Excited to find out what they have to offer, and also being my first time at this steakhouse, I arrive for dinner with the intention of trying out a dish my friend had suggested I should try their Congo Bongo chicken, “It’s awesome” she said.
Their menu features a myriad of dishes with African influence. So much so, that they serve ‘mchicha’ as a side accompaniment to main meals. Aside from the classic meat cuts available in steakhouses, Ankole’s menu also includes fried whole tilapia, chicken and fish curries, paneer tikka Masala, pork and mutton.
Being a weeknight, the place starts to fill up pretty fast and our attempt at switching tables is unsuccessful after a server informs that the unoccupied tables are all reserved specifically for this Wednesday when they have the band, Ankole All Stars performing live.
It is finally 8pm and the band is done setting up.

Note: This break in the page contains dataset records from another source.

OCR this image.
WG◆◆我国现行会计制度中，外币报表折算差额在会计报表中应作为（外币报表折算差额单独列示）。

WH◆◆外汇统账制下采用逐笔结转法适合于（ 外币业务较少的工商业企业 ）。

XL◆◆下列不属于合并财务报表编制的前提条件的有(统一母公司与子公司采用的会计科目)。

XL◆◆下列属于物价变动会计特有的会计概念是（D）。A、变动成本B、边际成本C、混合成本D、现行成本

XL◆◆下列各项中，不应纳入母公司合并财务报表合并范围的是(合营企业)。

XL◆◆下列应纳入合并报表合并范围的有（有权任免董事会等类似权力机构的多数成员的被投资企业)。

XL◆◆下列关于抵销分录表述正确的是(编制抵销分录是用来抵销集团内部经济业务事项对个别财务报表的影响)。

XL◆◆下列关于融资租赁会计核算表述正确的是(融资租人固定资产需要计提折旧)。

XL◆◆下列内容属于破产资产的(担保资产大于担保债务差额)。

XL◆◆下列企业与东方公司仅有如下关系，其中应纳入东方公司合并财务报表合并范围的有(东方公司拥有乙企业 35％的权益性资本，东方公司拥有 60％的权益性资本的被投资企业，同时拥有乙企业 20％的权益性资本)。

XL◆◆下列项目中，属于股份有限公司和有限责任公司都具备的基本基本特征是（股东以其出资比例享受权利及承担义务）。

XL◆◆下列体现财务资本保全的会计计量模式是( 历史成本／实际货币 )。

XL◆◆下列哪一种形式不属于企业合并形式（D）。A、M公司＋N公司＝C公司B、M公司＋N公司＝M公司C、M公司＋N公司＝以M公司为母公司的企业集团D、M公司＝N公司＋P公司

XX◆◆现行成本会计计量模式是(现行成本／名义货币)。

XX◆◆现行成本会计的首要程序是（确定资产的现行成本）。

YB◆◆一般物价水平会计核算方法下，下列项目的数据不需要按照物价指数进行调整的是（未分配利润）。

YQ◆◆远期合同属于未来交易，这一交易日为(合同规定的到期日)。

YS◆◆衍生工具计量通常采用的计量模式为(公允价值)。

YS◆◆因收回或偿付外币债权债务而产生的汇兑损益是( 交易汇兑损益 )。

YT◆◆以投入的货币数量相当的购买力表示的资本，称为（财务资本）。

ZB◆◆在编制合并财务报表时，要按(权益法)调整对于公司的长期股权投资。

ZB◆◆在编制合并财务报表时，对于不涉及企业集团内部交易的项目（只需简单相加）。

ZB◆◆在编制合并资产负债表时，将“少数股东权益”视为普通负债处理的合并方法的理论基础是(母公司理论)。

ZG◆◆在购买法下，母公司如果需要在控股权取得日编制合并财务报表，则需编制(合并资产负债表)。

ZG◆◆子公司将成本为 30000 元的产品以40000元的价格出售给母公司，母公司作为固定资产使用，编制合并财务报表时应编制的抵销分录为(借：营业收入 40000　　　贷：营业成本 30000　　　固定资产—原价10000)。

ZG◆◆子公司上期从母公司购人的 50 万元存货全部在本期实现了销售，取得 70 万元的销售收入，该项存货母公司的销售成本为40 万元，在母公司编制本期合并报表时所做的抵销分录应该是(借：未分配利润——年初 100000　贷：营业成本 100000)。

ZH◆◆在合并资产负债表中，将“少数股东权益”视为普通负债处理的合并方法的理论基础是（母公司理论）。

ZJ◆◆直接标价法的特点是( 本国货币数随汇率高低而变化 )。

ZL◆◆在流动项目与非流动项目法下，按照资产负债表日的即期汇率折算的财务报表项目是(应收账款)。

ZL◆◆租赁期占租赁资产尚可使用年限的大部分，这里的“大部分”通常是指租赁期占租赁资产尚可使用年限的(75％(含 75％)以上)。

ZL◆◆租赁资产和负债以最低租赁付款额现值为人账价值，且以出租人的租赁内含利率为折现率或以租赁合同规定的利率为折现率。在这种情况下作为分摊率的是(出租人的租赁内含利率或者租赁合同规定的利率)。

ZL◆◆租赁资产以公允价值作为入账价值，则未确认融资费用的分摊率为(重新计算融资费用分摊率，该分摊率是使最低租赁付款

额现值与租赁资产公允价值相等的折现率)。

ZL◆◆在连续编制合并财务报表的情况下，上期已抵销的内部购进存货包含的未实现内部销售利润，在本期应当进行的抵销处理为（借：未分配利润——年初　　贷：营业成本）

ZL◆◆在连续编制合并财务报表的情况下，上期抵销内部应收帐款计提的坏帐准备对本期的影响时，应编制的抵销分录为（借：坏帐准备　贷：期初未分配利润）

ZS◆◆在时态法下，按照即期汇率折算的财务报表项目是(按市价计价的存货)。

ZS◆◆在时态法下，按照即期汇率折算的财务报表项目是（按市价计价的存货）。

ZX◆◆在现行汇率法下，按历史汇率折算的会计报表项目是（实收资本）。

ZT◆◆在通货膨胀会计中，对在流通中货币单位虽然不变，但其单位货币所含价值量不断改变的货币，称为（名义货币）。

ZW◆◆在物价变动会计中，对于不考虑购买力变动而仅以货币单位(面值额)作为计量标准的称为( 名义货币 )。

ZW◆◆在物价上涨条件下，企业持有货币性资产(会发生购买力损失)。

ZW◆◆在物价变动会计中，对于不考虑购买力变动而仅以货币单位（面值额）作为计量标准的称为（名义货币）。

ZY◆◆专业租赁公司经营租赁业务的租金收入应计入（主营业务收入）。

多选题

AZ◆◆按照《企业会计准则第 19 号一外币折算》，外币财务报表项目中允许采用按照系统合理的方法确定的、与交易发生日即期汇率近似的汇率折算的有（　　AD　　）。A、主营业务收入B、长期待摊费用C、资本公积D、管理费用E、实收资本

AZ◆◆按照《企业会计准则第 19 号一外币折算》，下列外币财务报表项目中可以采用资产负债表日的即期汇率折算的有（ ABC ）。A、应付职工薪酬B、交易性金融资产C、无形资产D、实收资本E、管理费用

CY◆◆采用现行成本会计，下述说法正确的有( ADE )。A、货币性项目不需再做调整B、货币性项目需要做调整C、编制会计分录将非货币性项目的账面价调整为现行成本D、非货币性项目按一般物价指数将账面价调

Our food arrives just as they start their first song, an African jazz melody. The restaurant, now bustling and energized is fully packed.
We order the Beef Fillet, Chicken Parmigiana and the Congo Bongo Chicken accompanied by butter mashed sweet potatoes. My Congo Bongo chicken arrives in a huge portion, an alluring aroma and bathed in a thick peanut butter based sauce. Their menu describes it as “kinda like Jamaican jerk chicken, just better”. Mildly spicy, each bite provided a forkful of flavour. The only similarity I found with jerk chicken was the spiciness. The sweet potato mash added substance and heft to the meal. Prepared with garlic butter, thyme, rosemary, fresh oregano and Italian parsley, it was a creamy comforting dish, one that I intend to try and prepare at home.
My companion had the pepper crusted beef fillet; my attempts to convince her to have it medium rare failed miserably as she stuck to well done. As much as I’m not a fan of well-done cuts of meat, the pepper added zest and fun to the dish, resulting to a full-flavoured classic cut. I can only imagine biting into a similar fillet, but cooked to medium rare, the juices and tenderness of the meat and the pepper combination would have resulted to a remarkable treat.
By the time we were done with our dinner, the ambiance had transformed. People were on the dance floor, whiling the night away almost as if the next day was a weekend.